10. Biblical Perspective & Pastoral Advice
- Christian writers and thinkers weigh in:
- Katherine Butler (Gospel Coalition): “Women are hungrier than ever to fill that Jesus-shaped hole in their heart.”
- Focus on the Family: Erotica exploits women’s God-given longings for love, protection, meaning, and escape—but distorts them.
- Felicia Masonheimer: “There will be people in your life who will tell you it’s not that big of a deal...But that is never a measurement of what is good for us.” [1:42:30]
- Scriptural exhortations:
- Philippians 4:8—Think on what is true, honorable, just, pure, lovely, commendable.
- 1 Corinthians 6:18–20—Flee sexual immorality.
- “The heart is the primary seat of holiness, and the ear is as good a pathway of corruption as the eye.

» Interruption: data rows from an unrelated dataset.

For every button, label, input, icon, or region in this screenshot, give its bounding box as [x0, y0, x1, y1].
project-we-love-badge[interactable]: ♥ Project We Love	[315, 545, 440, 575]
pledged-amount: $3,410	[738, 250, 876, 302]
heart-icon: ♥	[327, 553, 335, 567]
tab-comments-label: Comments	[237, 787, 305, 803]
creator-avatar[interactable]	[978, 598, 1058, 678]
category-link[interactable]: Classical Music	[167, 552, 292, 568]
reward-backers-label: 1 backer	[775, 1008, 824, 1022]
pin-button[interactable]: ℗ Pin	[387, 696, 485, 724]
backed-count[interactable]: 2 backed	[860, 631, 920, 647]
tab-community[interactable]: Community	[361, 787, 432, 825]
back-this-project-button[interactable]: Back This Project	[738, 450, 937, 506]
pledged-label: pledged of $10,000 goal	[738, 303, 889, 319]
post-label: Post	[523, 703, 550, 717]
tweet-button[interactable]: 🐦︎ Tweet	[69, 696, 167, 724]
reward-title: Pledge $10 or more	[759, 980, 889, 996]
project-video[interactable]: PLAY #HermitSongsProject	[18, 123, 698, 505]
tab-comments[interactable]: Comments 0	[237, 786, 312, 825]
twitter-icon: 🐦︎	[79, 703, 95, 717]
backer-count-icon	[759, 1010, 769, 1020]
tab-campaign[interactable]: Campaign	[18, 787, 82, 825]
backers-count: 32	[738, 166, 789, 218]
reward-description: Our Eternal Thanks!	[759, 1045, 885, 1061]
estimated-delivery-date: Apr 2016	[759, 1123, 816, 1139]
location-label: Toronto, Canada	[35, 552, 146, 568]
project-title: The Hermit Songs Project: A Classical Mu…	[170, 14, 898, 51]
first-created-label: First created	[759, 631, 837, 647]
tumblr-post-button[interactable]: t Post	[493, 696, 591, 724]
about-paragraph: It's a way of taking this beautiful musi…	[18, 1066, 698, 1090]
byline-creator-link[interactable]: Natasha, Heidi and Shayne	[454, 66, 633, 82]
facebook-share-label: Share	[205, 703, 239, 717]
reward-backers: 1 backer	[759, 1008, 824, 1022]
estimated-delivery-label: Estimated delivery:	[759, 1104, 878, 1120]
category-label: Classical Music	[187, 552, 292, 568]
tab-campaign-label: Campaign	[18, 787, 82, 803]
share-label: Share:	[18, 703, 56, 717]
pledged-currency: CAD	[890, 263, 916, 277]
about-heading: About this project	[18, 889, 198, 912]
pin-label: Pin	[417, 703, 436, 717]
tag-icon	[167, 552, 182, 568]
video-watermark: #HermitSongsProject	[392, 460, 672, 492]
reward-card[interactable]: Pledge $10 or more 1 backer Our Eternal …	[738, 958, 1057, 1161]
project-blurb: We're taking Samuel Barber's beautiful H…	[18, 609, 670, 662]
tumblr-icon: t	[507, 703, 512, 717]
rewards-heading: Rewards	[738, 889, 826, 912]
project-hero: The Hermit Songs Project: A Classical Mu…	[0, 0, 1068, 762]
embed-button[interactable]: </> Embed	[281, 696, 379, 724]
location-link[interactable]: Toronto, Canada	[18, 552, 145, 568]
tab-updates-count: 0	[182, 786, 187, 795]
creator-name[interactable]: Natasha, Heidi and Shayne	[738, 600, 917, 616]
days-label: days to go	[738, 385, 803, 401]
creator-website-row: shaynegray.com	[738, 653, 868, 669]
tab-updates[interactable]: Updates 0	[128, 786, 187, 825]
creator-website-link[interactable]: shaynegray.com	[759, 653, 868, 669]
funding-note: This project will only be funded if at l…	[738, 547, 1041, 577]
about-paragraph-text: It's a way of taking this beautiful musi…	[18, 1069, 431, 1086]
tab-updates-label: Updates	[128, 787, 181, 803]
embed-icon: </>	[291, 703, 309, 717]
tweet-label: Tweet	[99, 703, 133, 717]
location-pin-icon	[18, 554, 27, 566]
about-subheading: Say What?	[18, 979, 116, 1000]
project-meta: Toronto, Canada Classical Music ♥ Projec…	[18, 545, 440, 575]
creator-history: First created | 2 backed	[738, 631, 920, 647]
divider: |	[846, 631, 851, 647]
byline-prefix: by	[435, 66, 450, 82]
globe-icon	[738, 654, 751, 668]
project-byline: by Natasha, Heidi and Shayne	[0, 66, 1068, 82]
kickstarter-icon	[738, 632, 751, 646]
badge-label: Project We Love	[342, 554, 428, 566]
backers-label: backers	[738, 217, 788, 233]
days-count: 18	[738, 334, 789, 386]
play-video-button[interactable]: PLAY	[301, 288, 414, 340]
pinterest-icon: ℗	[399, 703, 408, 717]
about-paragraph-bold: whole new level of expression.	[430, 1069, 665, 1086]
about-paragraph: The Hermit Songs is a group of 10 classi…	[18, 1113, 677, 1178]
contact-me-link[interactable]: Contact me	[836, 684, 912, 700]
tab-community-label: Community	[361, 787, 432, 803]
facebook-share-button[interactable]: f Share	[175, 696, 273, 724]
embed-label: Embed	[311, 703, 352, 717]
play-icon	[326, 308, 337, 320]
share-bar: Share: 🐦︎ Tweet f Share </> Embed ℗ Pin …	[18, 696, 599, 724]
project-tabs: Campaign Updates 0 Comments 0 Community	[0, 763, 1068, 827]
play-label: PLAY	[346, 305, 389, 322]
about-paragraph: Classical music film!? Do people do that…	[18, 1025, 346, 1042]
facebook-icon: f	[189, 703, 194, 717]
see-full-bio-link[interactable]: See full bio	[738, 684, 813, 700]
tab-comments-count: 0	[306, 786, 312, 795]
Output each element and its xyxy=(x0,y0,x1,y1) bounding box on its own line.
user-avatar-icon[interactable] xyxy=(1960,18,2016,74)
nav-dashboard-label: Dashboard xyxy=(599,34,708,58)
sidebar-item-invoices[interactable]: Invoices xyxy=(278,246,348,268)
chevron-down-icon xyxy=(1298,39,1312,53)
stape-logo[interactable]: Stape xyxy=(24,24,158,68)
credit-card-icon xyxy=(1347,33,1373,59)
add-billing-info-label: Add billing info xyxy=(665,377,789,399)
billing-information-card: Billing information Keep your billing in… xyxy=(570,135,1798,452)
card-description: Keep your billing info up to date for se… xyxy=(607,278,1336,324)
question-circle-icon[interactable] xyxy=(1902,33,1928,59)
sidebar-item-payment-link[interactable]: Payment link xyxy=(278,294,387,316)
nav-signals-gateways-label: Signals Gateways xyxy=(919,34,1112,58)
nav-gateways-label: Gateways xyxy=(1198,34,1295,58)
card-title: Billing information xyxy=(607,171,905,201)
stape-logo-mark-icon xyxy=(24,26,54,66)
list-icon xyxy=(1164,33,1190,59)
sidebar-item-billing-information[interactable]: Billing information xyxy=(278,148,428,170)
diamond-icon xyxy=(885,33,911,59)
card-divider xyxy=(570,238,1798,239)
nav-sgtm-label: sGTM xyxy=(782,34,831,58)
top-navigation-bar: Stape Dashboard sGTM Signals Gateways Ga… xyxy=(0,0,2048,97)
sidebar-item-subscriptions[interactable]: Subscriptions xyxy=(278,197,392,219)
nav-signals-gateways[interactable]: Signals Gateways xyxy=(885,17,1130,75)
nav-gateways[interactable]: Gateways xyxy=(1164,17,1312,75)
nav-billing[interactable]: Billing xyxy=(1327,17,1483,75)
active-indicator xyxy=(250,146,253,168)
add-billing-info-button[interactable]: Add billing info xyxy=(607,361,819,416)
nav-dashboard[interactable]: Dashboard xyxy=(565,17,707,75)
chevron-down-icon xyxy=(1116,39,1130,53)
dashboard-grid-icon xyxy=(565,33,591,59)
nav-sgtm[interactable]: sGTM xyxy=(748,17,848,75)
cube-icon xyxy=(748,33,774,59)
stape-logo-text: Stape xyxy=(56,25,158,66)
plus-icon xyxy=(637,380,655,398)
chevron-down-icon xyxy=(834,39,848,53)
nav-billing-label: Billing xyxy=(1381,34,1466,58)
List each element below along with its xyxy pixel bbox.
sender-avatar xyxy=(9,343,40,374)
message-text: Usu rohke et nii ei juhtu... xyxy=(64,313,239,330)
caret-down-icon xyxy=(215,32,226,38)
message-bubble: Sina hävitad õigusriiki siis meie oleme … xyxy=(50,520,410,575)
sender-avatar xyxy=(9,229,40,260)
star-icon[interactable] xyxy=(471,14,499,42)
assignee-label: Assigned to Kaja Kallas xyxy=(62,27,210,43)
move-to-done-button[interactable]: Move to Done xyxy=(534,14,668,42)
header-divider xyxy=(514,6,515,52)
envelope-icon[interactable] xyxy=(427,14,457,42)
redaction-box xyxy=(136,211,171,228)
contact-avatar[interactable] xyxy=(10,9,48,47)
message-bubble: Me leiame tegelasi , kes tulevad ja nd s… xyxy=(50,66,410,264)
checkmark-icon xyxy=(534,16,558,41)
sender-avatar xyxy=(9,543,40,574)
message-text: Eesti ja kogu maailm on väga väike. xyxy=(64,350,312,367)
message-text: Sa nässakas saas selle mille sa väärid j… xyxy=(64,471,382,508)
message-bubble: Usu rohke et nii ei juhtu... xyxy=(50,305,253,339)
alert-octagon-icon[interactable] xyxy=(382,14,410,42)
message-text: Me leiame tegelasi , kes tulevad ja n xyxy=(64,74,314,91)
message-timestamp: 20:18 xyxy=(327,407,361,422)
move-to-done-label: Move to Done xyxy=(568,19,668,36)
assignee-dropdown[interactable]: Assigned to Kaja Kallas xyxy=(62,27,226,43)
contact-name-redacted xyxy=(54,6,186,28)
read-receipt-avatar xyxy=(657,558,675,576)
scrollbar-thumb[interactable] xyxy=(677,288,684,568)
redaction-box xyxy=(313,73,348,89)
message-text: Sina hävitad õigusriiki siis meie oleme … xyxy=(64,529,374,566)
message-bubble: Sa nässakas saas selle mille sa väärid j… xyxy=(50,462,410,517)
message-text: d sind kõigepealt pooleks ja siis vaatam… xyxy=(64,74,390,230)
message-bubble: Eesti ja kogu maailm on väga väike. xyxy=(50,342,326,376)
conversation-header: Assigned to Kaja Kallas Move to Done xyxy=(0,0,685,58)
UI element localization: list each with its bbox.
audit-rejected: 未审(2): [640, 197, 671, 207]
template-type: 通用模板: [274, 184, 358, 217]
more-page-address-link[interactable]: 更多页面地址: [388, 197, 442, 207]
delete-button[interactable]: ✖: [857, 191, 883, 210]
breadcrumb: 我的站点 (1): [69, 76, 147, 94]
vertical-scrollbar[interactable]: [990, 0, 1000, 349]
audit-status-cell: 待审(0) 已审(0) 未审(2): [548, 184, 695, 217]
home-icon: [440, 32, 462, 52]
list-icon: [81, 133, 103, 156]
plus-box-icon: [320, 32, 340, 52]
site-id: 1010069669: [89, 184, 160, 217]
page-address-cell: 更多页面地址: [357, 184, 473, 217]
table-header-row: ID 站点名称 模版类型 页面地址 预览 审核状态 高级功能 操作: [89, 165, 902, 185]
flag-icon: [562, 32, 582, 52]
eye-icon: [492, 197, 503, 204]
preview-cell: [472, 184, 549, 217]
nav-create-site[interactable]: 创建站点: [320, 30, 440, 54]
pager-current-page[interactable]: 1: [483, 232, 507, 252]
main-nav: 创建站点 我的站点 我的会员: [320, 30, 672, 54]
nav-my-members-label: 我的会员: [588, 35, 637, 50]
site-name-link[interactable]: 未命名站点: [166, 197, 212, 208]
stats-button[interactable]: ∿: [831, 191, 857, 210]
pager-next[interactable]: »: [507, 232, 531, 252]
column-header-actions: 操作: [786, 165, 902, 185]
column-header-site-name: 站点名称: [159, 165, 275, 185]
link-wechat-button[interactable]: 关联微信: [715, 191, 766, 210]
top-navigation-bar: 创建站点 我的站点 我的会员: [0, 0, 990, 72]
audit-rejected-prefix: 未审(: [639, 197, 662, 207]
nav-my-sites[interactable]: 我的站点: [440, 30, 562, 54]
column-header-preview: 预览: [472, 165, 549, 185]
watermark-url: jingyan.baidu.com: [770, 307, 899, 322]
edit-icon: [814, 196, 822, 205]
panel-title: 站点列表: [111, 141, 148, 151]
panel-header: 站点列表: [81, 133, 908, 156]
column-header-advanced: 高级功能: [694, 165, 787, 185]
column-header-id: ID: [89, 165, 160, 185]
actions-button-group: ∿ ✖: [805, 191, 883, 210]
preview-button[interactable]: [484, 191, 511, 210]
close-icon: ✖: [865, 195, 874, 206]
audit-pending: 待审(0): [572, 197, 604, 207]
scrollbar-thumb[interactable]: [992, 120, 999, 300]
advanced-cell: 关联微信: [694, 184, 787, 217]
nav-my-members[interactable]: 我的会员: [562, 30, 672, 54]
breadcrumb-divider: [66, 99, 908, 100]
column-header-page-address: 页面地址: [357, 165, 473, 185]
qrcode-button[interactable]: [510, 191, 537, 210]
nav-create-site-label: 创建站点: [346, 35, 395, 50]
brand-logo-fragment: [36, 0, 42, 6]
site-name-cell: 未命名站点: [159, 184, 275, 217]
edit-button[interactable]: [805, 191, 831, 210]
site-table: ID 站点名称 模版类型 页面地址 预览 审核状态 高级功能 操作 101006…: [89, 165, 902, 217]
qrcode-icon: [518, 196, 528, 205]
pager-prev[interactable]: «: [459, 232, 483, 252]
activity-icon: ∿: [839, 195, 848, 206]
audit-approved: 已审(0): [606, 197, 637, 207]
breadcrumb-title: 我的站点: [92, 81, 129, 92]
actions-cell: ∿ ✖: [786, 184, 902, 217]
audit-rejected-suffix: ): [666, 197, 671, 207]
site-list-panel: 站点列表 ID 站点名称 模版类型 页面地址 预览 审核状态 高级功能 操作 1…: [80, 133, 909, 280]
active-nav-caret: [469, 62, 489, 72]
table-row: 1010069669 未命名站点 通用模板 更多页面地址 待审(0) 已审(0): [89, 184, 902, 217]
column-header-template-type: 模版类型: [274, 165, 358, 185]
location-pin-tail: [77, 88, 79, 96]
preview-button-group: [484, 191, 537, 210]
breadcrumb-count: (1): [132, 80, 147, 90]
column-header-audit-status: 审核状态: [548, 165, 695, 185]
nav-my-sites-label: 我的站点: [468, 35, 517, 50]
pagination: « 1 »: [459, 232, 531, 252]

So that means audiobooks are also off-limits when it comes to this smut.” [1:49:00]
Notable Quotes & Memorable Moments
- “You need to know what is going into their mind, the input that is going in that might be affecting the output.” [02:11]
- “This is just as sexual, just as graphic, explicit as any man who is addicted to watching pornography.” [25:10]
- “Whether or not a woman is reading these dark, demonic, violent books, still escaping to this fantasy fictional world…is always going to lead to discontentment. It is always going to hamper your sanctification. It is always going to inhibit the God-ordained intimacy that you have with your marriage.” [29:35]
- Dr. Anna Lembke: “I would hide that I was reading them...It interfered with her life, with her roles as parent and doctor, turning a pleasurable escape into a dopamine fueled compulsion.” [1:25:00]
- “Even if reading makes you smart, sin makes you stupid.” [1:35:00]
- “You don’t have to give up your love for reading and your love for creativity and good writing, because God created these things…He actually ordained His word to be written down and to be read. So we know that words are really important.” [1:36:00]
- “And with our eyes on Heaven, we forego all of the sin that wants to hinder us and hold us back. Remember, it goes all the way back to Satan tempting Eve: Did God really say…” [1:53:20]
Timestamps for Important Segments
- 00:01–06:00: Intro, content warning, Morning Glory Milking Farm example.
- 07:30–17:30: Fifty Shades of Grey, sexual revolution, lack of book regulation.
- 18:00–29:30: Overview of major dark romance series; themes of domination and violence.
- 30:00–43:00: “Monster smut” genre, normalizing evil/criminality via fantasy.
- 47:30–53:30: “Spice” rating of books—BookTok “filthiest” challenges.
- 55:00–1:00:00: Impact on Christian women, marriage, expectations.
- 1:08:00–1:14:00: Industry statistics; market trends.
- 1:15:00–1:33:00: Neuroscience of reading romance; dopamine addiction; Dr. Anna Lembke’s testimony.
- 1:34:00–1:51:00: Biblical arguments; calls for discernment; suggested alternate reading.
Tone & Language
Allie’s tone is earnest, energetic, and concerned, blending humor and cultural critique with a clear biblical worldview. She often uses rhetorical questions, irony, and direct admonition, especially when addressing Christian parents, women, and church communities.
Summary / Takeaway
Allie Beth Stuckey issues a sobering challenge to her audience: the massive popularity of dark romance and “spicy” novels—propelled by TikTok and a lack of publishing constraints—is molding young women’s minds, values, desires, and even policies they support. The addictive nature of these books, the explicit and often violent or demonic themes, and the resulting discontentment and expectation gaps are likened to the social/relational damage caused by pornography consumption among men. Allie calls for Christians to apply biblical wisdom and discernment to their reading, focus on “what is pure and lovely,” and to see these trends as serious spiritual concerns worthy of conversation, prayer, and active resistance.